Se encargó de la dirección el Dr. Oswaldo G. Cruz, quien inauguró un proceso de consolidación de la investigación científica y organizó campañas contra enfermedades epidémicas, como fiebre bubónica, fiebre amarilla y viruela, verdaderas amenazas para el crecimiento del Brasil. 

El Instituto se llamaba entonces de Manguinhos, por el barrio donde se ubicaba, y el director Cruz organizó tres líneas de trabajo visionarias: investigación, educación y producción de inmunobiológicos, que articuladas a los esfuerzos en Salud Pública, también bajo su dirección, impulsaron una etapa brillante de la historia científica de Brasil. 

  Durante la carrera, Chagas fue acercándose al Instituto Soroterápico Federal de Manguinhos, y allí fue donde terminó su formación práctica y preparó su tesis bajo la orientación de Oswaldo Cruz.

Recibe su doctorado en el año 1903.

 Su tesis, defendida, se tituló “Estudos Hematológicos no Impaludismo”, centrada en la malaria.

Dos profesores fueron especialmente influyentes en su formación: Miguel Couto y Francisco Fajardo.

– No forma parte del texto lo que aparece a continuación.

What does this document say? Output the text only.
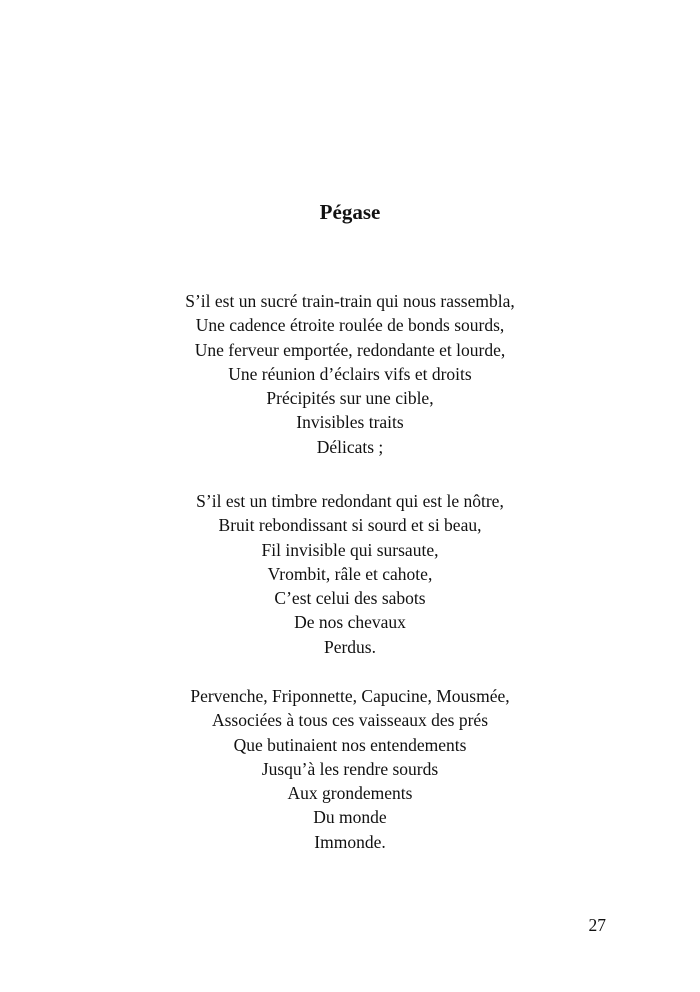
Pégase
S’il est un sucré train-train qui nous rassembla,
Une cadence étroite roulée de bonds sourds,
Une ferveur emportée, redondante et lourde,
Une réunion d’éclairs vifs et droits
Précipités sur une cible,
Invisibles traits
Délicats ;
S’il est un timbre redondant qui est le nôtre,
Bruit rebondissant si sourd et si beau,
Fil invisible qui sursaute,
Vrombit, râle et cahote,
C’est celui des sabots
De nos chevaux
Perdus.
Pervenche, Friponnette, Capucine, Mousmée,
Associées à tous ces vaisseaux des prés
Que butinaient nos entendements
Jusqu’à les rendre sourds
Aux grondements
Du monde
Immonde.
27
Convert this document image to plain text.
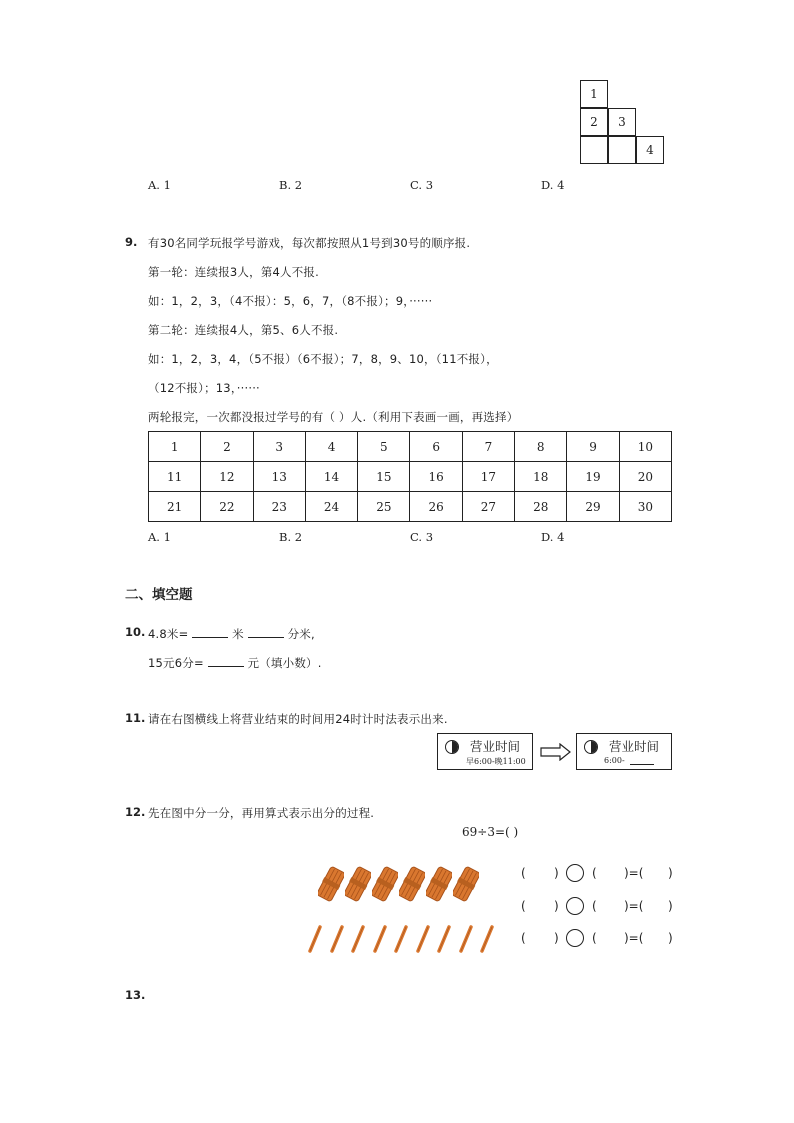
1
2	3
4
A. 1	B. 2	C. 3	D. 4
9. 有30名同学玩报学号游戏，每次都按照从1号到30号的顺序报.
第一轮：连续报3人，第4人不报.
如：1，2，3，（4不报）：5，6，7，（8不报）；9，······
第二轮：连续报4人，第5、6人不报.
如：1，2，3，4，（5不报）（6不报）；7，8，9、10，（11不报），
（12不报）；13，······
两轮报完，一次都没报过学号的有（ ）人.（利用下表画一画，再选择）
1	2	3	4	5	6	7	8	9	10
11	12	13	14	15	16	17	18	19	20
21	22	23	24	25	26	27	28	29	30
A. 1	B. 2	C. 3	D. 4
二、填空题
10. 4.8米=	米	分米,
15元6分=	元（填小数）.
11. 请在右图横线上将营业结束的时间用24时计时法表示出来.
营业时间
早6:00-晚11:00
营业时间
6:00-
12. 先在图中分一分，再用算式表示出分的过程.
69÷3=( )
( )	( )=( )
( )	( )=( )
( )	( )=( )
13.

Miguel Couto le enseñó los métodos de la clínica moderna, el valor de la observación rigurosa y la idea de renovar la medicina con apoyo en el laboratorio.

Francisco Fajardo lo introdujo en el estudio de las enfermedades tropicales y de la microbiología, un campo que sería central en su trayectoria científica.

Aunque no fue su profesor de aula en el mismo sentido que los anteriores, Oswaldo Cruz fue una figura decisiva en su carrera universitaria y posuniversitaria.

 Chagas llegó a Manguinhos con una carta de presentación de Miguel Couto, y allí encontró un ambiente de investigación que orientó definitivamente su vocación científica. Ese vínculo se transformó luego en una relación de trabajo, tutela intelectual y amistad.

 La universidad no solo le dio un título: le dio un método. Chagas salió formado en una medicina que combinaba observación clínica, laboratorio y salud pública, algo poco común y muy moderno para la época. Esa base explica que más tarde pudiera descubrir el agente, el vector y la enfermedad de Chagas desde una perspectiva integral.

 

Iris Lobo

Carlos Chagas contrajo matrimonio con Íris Lobo en julio de 1904, hija del senador mineiro Fernando Lobo Leite Pereira.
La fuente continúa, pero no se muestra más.